I'm going to get up on a soapbox now... Hold on tight! I was having a great day. I got a great workout in with plenty of sweat and worked my muscles to complete fatigue. I went an got a 20 minute chair massage at the mall, which was basically like 20 minutes of what I imagine heaven to be like. Then, I ran to the restore because our kitchen table has seen better days... like LOTS of better days. I walked in on cloud 27 from my massage. Then a man rolled a table by. As he rolled passed he said loud enough for me to hear "Nice tits". I stopped dead in my tracks, like I was stung and paralyzed.

Who says stuff like that? I'll tell you who, some douche bag that thinks women are a piece of meat. That views women by the size of their breasts and not the size of their brain, kindness or intelligence.

Why did this man think it was okay to say something like that? What would his parents, his children or maybe even his wife think? Those questions I can't answer.


What was I wearing? I took this picture when I was feeling defeated by this guy... that was my shirt. I took a look down at my attire. Cleavage was COMPLETELY covered. I was wearing a t-shirt, jean shorts and flip flops. Then I thought for a second, even if I was wearing my bikini or my cleavage was out, it's not his place to make rude, obscene comments like that. On a side note I thought, that would be like saying a woman deserves to be raped because of her attire. No woman deserves that!

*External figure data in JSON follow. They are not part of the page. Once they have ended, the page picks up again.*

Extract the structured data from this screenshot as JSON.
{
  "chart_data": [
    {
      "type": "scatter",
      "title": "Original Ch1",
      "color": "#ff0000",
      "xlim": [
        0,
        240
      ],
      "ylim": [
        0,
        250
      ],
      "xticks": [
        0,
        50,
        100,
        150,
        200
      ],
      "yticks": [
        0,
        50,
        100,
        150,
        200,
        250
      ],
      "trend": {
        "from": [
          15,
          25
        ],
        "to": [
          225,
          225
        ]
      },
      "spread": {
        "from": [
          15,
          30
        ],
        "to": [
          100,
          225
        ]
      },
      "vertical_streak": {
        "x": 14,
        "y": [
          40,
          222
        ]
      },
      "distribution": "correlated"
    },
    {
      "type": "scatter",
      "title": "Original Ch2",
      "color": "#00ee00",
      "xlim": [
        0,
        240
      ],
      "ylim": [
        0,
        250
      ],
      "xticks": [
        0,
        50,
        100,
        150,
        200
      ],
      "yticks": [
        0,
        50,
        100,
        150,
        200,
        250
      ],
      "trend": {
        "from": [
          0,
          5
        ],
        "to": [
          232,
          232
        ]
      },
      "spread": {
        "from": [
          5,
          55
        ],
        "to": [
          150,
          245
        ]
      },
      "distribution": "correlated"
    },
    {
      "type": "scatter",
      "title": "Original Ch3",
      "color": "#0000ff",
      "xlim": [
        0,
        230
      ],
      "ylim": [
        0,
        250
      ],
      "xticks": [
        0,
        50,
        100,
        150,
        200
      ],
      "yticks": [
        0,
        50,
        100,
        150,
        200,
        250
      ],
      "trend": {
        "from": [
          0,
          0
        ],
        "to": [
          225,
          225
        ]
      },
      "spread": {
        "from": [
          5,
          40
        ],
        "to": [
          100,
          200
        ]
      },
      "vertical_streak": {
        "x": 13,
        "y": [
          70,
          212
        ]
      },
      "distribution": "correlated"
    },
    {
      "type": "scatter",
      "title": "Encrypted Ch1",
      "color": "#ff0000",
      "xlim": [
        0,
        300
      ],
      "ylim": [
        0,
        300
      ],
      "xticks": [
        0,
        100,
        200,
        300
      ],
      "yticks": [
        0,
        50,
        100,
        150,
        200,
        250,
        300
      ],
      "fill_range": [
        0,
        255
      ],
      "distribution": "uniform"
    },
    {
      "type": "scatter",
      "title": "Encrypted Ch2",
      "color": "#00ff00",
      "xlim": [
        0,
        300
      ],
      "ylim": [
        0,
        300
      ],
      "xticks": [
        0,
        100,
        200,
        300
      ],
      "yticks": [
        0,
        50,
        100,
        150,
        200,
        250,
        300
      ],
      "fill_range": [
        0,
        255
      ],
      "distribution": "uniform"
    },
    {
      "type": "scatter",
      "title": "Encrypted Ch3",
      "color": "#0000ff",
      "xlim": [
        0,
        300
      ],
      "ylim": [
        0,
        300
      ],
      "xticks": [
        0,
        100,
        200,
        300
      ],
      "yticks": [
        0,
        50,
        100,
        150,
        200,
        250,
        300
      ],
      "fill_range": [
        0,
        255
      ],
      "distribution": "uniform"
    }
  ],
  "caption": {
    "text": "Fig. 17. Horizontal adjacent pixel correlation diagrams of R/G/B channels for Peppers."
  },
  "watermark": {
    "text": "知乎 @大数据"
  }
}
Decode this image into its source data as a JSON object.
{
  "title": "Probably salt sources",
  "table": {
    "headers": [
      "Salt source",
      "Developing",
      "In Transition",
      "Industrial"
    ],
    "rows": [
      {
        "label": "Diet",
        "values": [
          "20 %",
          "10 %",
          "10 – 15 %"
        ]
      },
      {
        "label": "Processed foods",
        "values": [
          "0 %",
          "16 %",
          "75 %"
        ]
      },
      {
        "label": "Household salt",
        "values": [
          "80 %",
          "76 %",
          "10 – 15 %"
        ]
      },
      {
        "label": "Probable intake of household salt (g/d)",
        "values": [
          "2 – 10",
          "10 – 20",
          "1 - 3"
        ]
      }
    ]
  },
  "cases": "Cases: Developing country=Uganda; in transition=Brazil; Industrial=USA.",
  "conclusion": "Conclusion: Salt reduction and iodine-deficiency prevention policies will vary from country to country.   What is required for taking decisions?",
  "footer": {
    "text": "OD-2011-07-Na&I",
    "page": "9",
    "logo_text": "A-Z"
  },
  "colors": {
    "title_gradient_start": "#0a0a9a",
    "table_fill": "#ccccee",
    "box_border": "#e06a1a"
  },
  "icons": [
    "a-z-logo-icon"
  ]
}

How could I prevent my boys from saying things to women? I can tell you right now how we are doing in this area. The word stupid and hate are "naughty words" from our house. If someone says that, it's immediate time out. They hear their father compliment me. We talk about people being different, being beautiful and pretty. Things are beautiful and pretty, like butterflies. Luca consistently says "look at that beautiful butterfly mama!" When he sees one. I love that! Grayson is quick to tell me that I look pretty. He'll also tell me if I should wear something else... "Mom wear those shoes, they look really nice." Luca just started saying "that's ugly" and I've been working on correcting him. It might be ugly to him but saying that word doesn't make people feel good and can cause sadness. We talk about how things are ugly to some people and beautiful to others.

How could I prevent my Bella from having that said to her? I will remind her that her beauty isn't determined by her looks. Her beauty is determined by her inside, her kindness, the way she treats others, her strength and determination. The boys will get the same message. I will remind her that she should wear lipstick if it makes her feel good, not because it makes others think she's pretty. I will tell her to lift weights to be strong and push the limits of her body. So that she knows being strong is a feeling you can only get from yourself and being physically and mentally strong is something she should value. Am I as strong as others? No, but to me, I feel strong. That's what matters.

I will continue to remind her that men don't have control of her and how she feels... even though my mood completely changed when this man did that. Here's the thing, it caught me off guard and NOW I know how to react and what to say should this ever happen again... to which I pray, it doesn't.

Go off and teach your kids to be kind...

To the guy that stole my spark today, I've got it back and you, my friend, are a dick.